Tuesday, 24 January 2017: 10:45 AM
Conference Center: Tahoma 1 (Washington State Convention Center )
Rachel I. Albrecht, University of Sao Paulo, Sao Paulo, Brazil; and C. A. Morales, R. F. O. Pereira, R. C. Braga, and M. A. F. Silva Dias

Lightning and rainfall do not have a linear relationship. Rainfall can be produced by modest lifting and moderate updrafts over large areas, but lightning production is a response from deeper lifting and strong updrafts. The Amazon basin itself is an example of this “mismatch” on rainfall and lightning along the year: there is a very well defined wet (November to May) and dry (June to October) seasons and also a very well defined lightning season that occurs during the transition between the dry an prior the onset of the wet season (September to November). Besides the onset of the wet season, other features can lead to deep convection and lightning in the Amazon. One is the deforestation, which deepens planetary boundary layer, increasing cloud base heights and leading to shallower warm cloud depth and anomalous higher conditionally thermodynamical instability, and another is the indirect effect of pollution from biomass burning and urban areas in clouds, which can suppress warm rain and rainout increasing its chance to grow as deep convection. In addition, the presence of large bodies of waters such as rivers and lakes can alter local circulation.

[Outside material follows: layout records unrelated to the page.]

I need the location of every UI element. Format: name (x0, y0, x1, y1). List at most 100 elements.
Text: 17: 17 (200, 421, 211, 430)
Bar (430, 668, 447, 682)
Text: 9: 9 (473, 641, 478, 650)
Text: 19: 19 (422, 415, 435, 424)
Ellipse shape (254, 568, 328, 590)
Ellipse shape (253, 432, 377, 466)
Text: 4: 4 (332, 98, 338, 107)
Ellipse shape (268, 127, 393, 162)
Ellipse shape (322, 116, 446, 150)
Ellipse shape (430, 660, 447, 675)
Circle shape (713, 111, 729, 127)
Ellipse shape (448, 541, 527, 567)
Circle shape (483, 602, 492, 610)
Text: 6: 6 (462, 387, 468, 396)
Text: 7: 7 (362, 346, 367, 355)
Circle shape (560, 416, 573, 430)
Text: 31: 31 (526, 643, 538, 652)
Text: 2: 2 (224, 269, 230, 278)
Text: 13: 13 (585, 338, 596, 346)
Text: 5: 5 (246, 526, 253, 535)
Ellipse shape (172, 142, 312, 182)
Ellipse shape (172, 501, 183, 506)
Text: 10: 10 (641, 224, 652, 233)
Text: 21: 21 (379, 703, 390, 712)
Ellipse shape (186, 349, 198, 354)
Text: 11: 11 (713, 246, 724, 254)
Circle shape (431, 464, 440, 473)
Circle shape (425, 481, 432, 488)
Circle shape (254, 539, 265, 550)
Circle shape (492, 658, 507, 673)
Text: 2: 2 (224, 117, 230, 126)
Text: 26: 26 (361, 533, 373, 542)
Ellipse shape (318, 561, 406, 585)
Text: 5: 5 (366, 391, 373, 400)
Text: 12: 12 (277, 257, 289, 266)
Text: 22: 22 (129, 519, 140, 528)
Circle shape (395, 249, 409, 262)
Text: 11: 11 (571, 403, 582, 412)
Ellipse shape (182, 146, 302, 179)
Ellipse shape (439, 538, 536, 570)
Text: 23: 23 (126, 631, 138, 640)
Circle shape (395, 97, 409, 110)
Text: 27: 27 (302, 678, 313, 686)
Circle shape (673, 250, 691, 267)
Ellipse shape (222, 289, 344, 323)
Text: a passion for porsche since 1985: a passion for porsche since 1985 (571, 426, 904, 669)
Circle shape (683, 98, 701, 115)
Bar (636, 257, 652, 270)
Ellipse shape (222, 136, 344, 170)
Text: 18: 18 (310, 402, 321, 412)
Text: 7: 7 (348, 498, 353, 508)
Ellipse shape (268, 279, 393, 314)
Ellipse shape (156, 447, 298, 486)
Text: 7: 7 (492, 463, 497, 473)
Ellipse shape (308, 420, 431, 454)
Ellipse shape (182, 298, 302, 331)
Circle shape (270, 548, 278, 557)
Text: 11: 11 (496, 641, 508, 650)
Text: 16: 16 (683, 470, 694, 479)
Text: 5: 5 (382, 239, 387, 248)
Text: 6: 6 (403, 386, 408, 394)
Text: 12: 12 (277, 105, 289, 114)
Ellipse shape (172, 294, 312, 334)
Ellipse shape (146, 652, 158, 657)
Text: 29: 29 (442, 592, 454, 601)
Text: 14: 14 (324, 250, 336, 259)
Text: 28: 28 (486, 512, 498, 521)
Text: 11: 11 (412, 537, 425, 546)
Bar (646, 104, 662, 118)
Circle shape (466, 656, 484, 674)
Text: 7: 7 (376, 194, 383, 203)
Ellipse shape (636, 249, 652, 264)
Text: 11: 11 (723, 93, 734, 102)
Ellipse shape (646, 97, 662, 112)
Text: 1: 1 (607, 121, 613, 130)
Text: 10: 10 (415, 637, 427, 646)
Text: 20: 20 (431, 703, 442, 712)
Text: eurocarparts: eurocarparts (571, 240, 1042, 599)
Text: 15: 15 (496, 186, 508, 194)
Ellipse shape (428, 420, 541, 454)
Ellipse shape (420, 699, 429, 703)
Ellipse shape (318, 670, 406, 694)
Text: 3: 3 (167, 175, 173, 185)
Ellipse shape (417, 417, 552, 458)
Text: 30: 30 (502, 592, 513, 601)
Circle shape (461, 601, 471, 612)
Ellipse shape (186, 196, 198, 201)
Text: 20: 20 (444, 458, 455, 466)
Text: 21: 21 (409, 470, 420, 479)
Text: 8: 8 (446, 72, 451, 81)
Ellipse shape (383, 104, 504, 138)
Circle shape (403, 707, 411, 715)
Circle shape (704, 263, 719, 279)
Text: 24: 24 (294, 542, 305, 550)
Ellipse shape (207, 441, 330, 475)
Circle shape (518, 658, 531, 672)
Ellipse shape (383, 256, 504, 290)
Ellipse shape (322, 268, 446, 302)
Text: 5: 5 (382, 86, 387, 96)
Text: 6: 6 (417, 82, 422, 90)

In this study, we show that some specific rivers have an important and determinant role in the development of deep convection and very high flash rate density along the Amazon basin. Rivers that have a large width and are nearly parallel to the main easterly windflow are able to produce a strong river-land breeze circulation that works as natural barriers for the easterlies, promoting uplift and enhancing afternoon convection. This feature is seasonal dependent and contributes to more than 70% of afternoon lightning production during the transition between the dry-to-wet seasons. In fact, the enhanced deep convection by river breeze is the main reason for thunderstorm development at the location of Brazil’s top lightning hotspot located approximately 120 km northwest of Manaus.